La avenida Internacional, esa arteria que cruza el Periférico de Mérida y conduce al “corazón” de Umán, luce hoy como una herida abierta en el asfalto. Lo que alguna vez fue una vía de conexión y progreso, se ha convertido en un camino del abandono, cubierto de baches, polvo y descuido.
Pese a ser la puerta de entrada al municipio y paso obligado para cientos de automóviles y pesados camiones que abastecen la Zona Industrial, la avenida refleja el olvido del Ayuntamiento encabezado por la alcaldesa Kenia Walldina Sauri Maradiaga.
Cada metro de pavimento roto y cada charco que se forma tras la lluvia son testigos del deterioro y la falta de mantenimiento. Los habitantes y transportistas no solo transitan por una calle dañada: recorren, día a día, la evidencia de una administración que ha dejado perder una de las vías más importantes del municipio.
A lo largo del trayecto, el abandono se hace evidente: en varios puntos, las banquetas simplemente desaparecen, obligando a peatones y ciclistas a compartir el peligroso espacio con los vehículos. Además de la falta de pasos peatonales.
No hay señalamientos viales, ni advertencias, ni guía. Solo la incertidumbre de un camino que parece improvisado. La hierba crece sin control a los costados, cubriendo los bordes del pavimento que, en algunos tramos, ya ni siquiera existe.

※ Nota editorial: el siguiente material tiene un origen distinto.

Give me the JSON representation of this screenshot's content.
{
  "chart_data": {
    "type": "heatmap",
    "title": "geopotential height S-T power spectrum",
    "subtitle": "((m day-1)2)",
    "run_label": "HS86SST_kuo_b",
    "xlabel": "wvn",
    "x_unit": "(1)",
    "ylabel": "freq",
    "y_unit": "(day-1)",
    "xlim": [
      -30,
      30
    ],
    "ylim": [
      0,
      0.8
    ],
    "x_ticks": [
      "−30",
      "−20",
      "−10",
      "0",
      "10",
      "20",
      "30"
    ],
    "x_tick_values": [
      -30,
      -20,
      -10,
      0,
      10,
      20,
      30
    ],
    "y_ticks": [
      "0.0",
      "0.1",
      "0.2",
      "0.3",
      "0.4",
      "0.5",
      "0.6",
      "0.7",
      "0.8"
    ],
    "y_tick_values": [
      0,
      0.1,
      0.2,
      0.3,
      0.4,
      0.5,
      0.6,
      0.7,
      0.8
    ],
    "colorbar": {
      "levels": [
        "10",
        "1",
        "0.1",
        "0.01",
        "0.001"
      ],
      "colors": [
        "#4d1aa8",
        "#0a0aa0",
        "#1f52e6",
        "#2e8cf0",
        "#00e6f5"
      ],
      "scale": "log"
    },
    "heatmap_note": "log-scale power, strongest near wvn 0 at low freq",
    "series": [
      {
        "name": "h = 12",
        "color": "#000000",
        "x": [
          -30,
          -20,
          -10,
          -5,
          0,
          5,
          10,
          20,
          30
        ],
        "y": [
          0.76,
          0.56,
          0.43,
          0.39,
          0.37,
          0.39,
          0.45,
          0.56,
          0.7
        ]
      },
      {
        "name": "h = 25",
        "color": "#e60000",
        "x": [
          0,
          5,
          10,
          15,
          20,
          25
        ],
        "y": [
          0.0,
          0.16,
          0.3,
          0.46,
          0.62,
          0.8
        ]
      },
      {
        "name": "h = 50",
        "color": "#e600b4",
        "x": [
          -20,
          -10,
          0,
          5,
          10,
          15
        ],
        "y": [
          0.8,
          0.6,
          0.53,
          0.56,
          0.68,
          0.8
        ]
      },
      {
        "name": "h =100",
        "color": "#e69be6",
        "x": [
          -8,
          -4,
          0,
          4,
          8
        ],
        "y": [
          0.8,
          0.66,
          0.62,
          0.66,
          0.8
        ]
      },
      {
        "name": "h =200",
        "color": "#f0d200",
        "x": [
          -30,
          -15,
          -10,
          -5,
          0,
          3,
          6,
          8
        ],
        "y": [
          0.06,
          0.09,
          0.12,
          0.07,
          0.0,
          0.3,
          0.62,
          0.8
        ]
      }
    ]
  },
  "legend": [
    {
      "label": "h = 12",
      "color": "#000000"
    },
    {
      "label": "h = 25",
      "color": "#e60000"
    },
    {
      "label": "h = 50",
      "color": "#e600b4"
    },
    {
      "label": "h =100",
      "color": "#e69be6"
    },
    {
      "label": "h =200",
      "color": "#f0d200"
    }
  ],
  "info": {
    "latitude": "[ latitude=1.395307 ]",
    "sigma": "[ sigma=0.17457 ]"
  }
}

Tras las recientes lluvias, las calles se transformaron en charcos permanentes, en espejos de agua estancada donde se acumulan desechos, botellas, bolsas, el rastro visible de la desidia.
“Ya hemos llevado peticiones al Ayuntamiento para que nos arreglen esta parte de la avenida y la calle 42, que viene siendo acá, Itzincab, acá se llena de agua cuando llueve y las rejillas están tapadas de la basura que tira la gente, y los baches no faltan”, dijo Margarita Cruz, vecina de la zona.
La ciclovía, instalada en el sentido de Umán hacia Mérida y pensada para dos carriles, ha perdido buena parte de su trazado original. En algunos puntos simplemente se esfuma, engullida por la geografía irregular y por la voracidad del tránsito pesado.
Los camiones de carga, al servicio de las empresas de la zona, la fueron borrando poco a poco, como si la modernidad prometida solo pudiera construirse sobre los restos de la infraestructura pública.
Lo que alguna vez se presentó como un paso hacia la movilidad sustentable, hoy se percibe como un símbolo de abandono: una ciclovía que ya no lleva a ningún lado.
“Ahora es un riesgo por la ciclovía, en alguna parte está buena, pero, otras con baches, lodo, piedras, no es seguro transitar por la ciclovía, entonces tienes que ir por el carril de los carros, pero, está difícil, porque, pasan los tráileres y te aplastan”, dijo Armado, quien utiliza estos carriles exclusivos para bicicletas para ir a trabajar.